Ce yoga n'est pas appelé yoga, ni tantra, mais "le premier sacrifice" ou "rituel primordial" (âdi-yâga) ou "pratique de la nuit" (nishâ-âcâra) ou "rituel secret" (rahasya-caryâ), etc.

Cependant, dans les pratiques kaula, il y a bien l'idée d'une certaine lenteur, d'une écoute, d'une sensibilité, mais rien sur la "rétention spermatique". 
Cette idée est certes répandue dans les cultures grecques, indiennes et chinoises, mais elle n'est pas spécialement tantrique. Il y a la croyance que la conservation du sperme est bonne pour la santé. On retrouve cette idée chez Platon, par exemple. Mais c'est vraiment une croyance générale et elle conduit plutôt à l'abstinence qu'à un "yoga sexuel".

 Alors d'où vient cette idée, si populaire aujourd'hui, d'un genre de yoga sexuel avec rétention spermatique ?

Du bouddhisme.
Cette religion, très puritaine, pro-chasteté et misogyne au départ, a évolué jusqu'à développer un corpus tantrique parallèle à celui du shivaïsme.

Et c'est dans ce corpus que l'on trouve les exemples les plus explicites de yoga sexuel.

Le premier exemple vraiment clair est le Guhyasamâja, daté des alentours de 750. Après des rituels et une pratique approfondie de yoga du souffle, ce tantra promet l'éveil "en six mois" grâce à une sorte de yoga sexuel intensif, pratiqué dans un palais agencé en mandala, une grande maison avec un harem ou bien, pour les yogis (on ne parle pas des yoginis) les moins fortunés, une seule femme. Le plus souvent, une prostituée, ou une jeune fille achetée à des gens de basse condition. Il n'y a pas de technique précise. 

La rétention spermatique apparaît peu à peu, mais c'est dans l'ultime grande révélation tantrique bouddhiste (avant les vagues de razzias qui seront fatales au bouddhisme) que l'on trouve une véritable théorie justifiant le yoga sexuel et la rétention spermatique.
Ce tantra est le Kâlacakra, révélé vers l'an 1025.

Dans son chapitre sur l'initiation (pas de tantra sans initiation), on trouve un discours assez détaillé sur la raison d'être de cette rétention. A ma connaissance, c'en est l'exemple le plus convaincant, alors que chez un maître du shivaïsme du Cachemire comme Abhinava Goupta, il n'y a pas un mot, pas une seule allusion.

Ce chapitre a deux commentaires en sanskrit : l'un par Vajrapâni, mais il est très bref, c'est juste une paraphrase. L'autre par Nâdapâda, alias Nâropa, plus détaillé.
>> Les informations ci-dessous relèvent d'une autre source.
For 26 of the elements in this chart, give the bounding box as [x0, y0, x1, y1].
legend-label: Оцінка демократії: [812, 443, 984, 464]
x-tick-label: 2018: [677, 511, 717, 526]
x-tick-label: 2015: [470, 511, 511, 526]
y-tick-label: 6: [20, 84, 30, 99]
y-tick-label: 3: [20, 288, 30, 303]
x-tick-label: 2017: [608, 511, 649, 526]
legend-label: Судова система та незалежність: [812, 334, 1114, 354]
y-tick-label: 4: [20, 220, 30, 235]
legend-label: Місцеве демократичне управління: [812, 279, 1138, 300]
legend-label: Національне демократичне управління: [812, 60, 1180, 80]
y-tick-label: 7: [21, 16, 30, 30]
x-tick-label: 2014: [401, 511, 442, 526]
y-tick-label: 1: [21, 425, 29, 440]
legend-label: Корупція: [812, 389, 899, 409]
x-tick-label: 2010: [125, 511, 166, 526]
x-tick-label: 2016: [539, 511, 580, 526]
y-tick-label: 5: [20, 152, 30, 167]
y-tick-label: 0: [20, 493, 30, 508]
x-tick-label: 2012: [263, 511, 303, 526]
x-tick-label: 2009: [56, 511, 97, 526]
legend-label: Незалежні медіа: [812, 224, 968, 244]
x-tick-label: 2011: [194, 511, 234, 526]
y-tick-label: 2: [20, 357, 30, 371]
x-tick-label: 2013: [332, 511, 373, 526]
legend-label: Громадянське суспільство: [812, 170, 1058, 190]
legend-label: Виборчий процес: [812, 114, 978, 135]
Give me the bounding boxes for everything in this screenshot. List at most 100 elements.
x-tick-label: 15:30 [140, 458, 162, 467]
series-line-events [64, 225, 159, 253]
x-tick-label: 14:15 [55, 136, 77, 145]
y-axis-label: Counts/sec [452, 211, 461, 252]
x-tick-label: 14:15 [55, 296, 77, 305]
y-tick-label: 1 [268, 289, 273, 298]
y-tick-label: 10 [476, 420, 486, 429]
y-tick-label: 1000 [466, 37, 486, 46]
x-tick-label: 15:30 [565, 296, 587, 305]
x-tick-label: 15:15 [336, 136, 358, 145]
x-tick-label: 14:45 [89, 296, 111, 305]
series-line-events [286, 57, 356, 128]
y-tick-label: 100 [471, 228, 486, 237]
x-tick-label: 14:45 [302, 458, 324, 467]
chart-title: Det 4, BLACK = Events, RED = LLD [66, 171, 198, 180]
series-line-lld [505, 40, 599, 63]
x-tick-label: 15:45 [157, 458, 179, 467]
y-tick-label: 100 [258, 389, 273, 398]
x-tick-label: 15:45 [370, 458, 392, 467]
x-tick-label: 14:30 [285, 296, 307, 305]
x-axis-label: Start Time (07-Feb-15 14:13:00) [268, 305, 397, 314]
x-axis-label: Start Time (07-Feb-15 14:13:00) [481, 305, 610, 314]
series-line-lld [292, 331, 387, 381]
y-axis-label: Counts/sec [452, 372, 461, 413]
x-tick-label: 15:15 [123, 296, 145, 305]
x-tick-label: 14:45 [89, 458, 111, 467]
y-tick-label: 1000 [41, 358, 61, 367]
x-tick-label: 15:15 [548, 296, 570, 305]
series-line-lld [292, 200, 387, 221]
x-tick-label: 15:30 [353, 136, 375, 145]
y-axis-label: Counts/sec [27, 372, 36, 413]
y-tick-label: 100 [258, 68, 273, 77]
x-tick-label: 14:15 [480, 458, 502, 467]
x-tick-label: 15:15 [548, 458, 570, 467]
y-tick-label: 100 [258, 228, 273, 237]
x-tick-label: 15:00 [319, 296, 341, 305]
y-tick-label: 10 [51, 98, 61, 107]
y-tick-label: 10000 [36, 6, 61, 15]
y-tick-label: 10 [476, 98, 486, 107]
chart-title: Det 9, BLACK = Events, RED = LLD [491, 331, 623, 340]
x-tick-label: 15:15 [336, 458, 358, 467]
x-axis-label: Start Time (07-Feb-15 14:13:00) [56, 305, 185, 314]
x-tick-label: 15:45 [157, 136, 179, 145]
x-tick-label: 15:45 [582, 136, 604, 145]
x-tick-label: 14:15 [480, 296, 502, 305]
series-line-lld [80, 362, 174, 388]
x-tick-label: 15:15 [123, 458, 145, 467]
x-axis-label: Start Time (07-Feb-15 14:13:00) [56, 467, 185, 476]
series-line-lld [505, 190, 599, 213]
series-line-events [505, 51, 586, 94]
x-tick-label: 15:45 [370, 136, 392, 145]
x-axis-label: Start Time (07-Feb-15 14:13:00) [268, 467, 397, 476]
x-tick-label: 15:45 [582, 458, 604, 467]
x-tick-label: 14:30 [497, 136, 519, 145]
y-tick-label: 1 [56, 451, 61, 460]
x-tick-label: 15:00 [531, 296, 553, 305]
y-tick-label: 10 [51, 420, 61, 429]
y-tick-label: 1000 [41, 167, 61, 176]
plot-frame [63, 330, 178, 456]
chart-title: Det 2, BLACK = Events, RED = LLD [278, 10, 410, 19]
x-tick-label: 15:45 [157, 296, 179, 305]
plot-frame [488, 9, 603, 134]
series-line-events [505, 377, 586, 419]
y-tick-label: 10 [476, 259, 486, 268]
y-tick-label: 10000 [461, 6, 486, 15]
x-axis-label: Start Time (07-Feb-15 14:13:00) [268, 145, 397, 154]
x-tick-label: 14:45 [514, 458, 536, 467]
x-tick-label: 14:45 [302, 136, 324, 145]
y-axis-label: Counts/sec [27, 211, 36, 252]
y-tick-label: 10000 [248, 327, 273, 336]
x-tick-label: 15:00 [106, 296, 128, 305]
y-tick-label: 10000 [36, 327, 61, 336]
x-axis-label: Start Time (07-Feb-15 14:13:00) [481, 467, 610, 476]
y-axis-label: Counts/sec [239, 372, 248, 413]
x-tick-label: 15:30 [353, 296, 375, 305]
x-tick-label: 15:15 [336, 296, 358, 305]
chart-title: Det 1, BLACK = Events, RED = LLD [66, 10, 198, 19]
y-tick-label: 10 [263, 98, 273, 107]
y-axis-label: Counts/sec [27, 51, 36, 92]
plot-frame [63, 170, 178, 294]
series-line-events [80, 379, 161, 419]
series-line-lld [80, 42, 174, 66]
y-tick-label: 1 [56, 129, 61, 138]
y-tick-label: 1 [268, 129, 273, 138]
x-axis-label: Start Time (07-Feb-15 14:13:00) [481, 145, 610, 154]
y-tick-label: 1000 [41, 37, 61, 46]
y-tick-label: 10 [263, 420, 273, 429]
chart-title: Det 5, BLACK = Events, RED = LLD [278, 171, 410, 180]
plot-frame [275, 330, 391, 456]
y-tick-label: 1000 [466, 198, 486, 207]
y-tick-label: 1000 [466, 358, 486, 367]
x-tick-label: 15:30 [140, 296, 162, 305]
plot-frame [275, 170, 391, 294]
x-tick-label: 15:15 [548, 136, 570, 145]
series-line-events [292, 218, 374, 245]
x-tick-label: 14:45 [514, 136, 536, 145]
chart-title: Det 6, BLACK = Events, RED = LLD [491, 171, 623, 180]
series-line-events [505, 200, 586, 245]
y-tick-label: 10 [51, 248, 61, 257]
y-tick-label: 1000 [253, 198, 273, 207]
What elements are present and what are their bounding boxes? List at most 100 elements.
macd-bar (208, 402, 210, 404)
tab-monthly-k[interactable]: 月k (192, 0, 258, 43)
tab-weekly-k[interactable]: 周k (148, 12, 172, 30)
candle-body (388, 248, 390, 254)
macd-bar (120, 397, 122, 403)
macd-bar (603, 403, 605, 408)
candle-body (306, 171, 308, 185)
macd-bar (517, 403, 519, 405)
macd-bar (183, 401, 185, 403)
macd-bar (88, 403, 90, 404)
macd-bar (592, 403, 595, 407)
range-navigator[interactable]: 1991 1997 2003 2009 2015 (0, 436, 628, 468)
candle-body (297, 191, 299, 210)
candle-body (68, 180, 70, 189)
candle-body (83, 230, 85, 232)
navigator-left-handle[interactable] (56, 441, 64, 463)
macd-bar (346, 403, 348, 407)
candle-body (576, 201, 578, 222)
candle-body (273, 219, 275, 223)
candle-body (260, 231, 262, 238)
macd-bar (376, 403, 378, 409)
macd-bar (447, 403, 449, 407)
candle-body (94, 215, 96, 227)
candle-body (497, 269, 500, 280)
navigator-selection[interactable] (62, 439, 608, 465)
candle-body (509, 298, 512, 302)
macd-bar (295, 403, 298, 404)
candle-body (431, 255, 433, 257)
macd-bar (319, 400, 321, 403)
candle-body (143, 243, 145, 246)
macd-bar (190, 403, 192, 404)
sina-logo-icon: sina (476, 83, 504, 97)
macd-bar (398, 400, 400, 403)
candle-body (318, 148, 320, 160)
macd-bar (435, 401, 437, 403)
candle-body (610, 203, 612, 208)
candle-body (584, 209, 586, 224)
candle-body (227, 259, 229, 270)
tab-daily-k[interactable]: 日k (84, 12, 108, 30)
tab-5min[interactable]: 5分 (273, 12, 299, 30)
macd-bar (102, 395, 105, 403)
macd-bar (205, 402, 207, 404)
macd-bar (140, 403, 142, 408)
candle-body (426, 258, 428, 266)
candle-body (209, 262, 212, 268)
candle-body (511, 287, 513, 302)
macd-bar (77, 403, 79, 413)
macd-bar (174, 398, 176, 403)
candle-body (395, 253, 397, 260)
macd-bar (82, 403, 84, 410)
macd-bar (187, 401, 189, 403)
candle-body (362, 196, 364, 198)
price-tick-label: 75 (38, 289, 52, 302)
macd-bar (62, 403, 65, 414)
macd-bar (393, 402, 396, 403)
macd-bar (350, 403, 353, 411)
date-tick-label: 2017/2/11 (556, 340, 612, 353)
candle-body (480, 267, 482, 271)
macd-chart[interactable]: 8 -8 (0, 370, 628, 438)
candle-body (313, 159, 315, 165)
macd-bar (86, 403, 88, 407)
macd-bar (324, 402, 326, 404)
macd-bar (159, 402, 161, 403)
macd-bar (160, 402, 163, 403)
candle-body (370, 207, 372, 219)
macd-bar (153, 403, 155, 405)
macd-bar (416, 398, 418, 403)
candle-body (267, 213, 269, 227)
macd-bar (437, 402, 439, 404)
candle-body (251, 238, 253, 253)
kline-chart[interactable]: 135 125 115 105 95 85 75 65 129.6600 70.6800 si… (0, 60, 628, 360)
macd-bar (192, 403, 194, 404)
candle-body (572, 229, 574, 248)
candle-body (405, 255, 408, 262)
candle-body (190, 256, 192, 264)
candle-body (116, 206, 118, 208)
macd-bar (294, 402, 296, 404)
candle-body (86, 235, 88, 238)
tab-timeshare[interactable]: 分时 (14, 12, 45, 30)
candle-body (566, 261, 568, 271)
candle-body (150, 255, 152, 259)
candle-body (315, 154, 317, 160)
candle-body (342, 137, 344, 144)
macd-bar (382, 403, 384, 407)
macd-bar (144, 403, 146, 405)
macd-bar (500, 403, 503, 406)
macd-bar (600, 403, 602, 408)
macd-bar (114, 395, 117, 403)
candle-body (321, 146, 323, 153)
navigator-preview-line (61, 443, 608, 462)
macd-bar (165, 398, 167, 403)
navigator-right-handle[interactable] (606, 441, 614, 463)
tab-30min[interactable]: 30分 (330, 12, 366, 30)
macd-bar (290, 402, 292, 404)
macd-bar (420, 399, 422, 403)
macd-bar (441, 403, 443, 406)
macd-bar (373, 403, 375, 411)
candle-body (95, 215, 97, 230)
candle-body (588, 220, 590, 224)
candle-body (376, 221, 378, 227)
Voici le premier verset sur le pourquoi de la rétention :

"De l'éjaculation (cyuti- "la chute")
naît le manque de passion (virâga).
Du manque de passion,
la souffrance (duhkha).
De la souffrance, la destructions
de l'essence vitale (dhâtu) des hommes,
et de cette destruction, la mort." (139)

L'idée de base vient de la "science de la longue vie" (âyurveda).
La nourriture ingérée se transforme en plusieurs éléments de plus en plus raffinés et concentrés en énergie vitale. L'élément ultime est le sperme, support de l'énergie vitale pure (ojas). Ce sperme se concentre dans le cerveau (la "matière grise"). Sous l'effet de l'excitation sexuelle, cette substance précieuse descend vers la zone génitale et, finalement, elle "tombe". En d'autres termes, les femmes sont des vampires qui prennent aux hommes leur vitalité.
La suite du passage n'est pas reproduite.